One question- What version of fMRIPrep did you use?
If you used v21.0.0 or v21.0.1, there might be a double-unwarping issue affecting the optimally combined data fMRIPrep generates, but not the individual, preprocessed echos. In that case you would probably want to combine the individual echos and then apply the transforms afterwards, rather than use the standard-space combined data that are available. You can look at Potential "double-unwarping" bug in bold_to_t1w_transform when running fmriprep on multi-echo data · Issue #2727 · nipreps/fmriprep · GitHub for more info.
This is totally valid. We (the tedana devs) are actually in the process of adding information about that kind of denoising into our documentation. If you want more info about our thoughts on it, you can take a look at https://github.com/ME-ICA/tedana/pull/823. The considerations for including tedana’s ICA components in your GLM are basically the same as if you used ICA-AROMA for denoising and wanted to regress out its noise components. I believe there are a few questions about ICA-AROMA on NeuroStars that would be relevant to you, such as ICA-AROMA and Head Motion Regression or Aggressive vs nonaggressive denoising.
Additionally, @handwerker might have some insight into how best to do this.
I don’t think there’s an issue with the nature of the ICA components (i.e., the fact that they’re classified based on TE [in]dependence).
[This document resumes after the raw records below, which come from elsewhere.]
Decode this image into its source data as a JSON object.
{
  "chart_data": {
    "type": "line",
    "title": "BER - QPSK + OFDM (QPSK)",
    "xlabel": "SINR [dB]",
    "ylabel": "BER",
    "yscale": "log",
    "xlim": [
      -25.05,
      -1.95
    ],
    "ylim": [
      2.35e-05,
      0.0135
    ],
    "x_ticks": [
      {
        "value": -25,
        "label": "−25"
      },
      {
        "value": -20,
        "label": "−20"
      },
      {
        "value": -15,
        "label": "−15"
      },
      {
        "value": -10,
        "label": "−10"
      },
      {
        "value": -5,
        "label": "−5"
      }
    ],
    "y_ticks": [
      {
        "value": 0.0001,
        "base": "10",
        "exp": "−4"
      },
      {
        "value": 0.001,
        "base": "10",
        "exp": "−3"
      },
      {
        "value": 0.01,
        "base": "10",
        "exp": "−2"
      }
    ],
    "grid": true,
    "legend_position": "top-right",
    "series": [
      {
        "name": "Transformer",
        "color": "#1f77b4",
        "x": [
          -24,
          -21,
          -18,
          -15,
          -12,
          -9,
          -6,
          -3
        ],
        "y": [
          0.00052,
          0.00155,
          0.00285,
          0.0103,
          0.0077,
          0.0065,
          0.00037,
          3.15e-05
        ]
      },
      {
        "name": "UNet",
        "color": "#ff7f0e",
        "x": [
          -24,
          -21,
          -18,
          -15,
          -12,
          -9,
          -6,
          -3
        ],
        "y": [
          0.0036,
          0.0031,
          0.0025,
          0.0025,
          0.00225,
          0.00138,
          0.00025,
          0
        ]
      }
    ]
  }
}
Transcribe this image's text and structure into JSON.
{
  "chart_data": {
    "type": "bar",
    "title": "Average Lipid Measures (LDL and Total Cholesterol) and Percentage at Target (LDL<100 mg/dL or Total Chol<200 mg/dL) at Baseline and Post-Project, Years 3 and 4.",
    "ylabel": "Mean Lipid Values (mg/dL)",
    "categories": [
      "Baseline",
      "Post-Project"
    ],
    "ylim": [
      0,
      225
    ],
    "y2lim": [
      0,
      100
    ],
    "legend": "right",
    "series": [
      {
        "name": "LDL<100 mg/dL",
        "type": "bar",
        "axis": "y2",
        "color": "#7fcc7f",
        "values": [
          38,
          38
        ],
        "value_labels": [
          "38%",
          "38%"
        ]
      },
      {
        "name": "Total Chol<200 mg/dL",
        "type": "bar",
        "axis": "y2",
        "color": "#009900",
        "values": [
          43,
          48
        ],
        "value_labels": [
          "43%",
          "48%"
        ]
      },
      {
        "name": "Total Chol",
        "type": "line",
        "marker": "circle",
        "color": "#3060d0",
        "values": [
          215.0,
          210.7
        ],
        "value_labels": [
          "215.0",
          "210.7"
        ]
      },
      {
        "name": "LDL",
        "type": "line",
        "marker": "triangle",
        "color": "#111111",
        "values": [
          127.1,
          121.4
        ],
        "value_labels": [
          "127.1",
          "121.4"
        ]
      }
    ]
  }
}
I think your primary concern should be about confound regressor independence. If you’re going to include nuisance regressors like motion parameters in your GLM, then you might want to orthogonalized the ICA components w.r.t. the other nuisance regressors, or vice versa.
tedana also has an option (--tedort) to orthogonalize the rejected ICA components w.r.t. the accepted ICA components, resulting in what we’ve called “pure evil” components. It might be worth considering.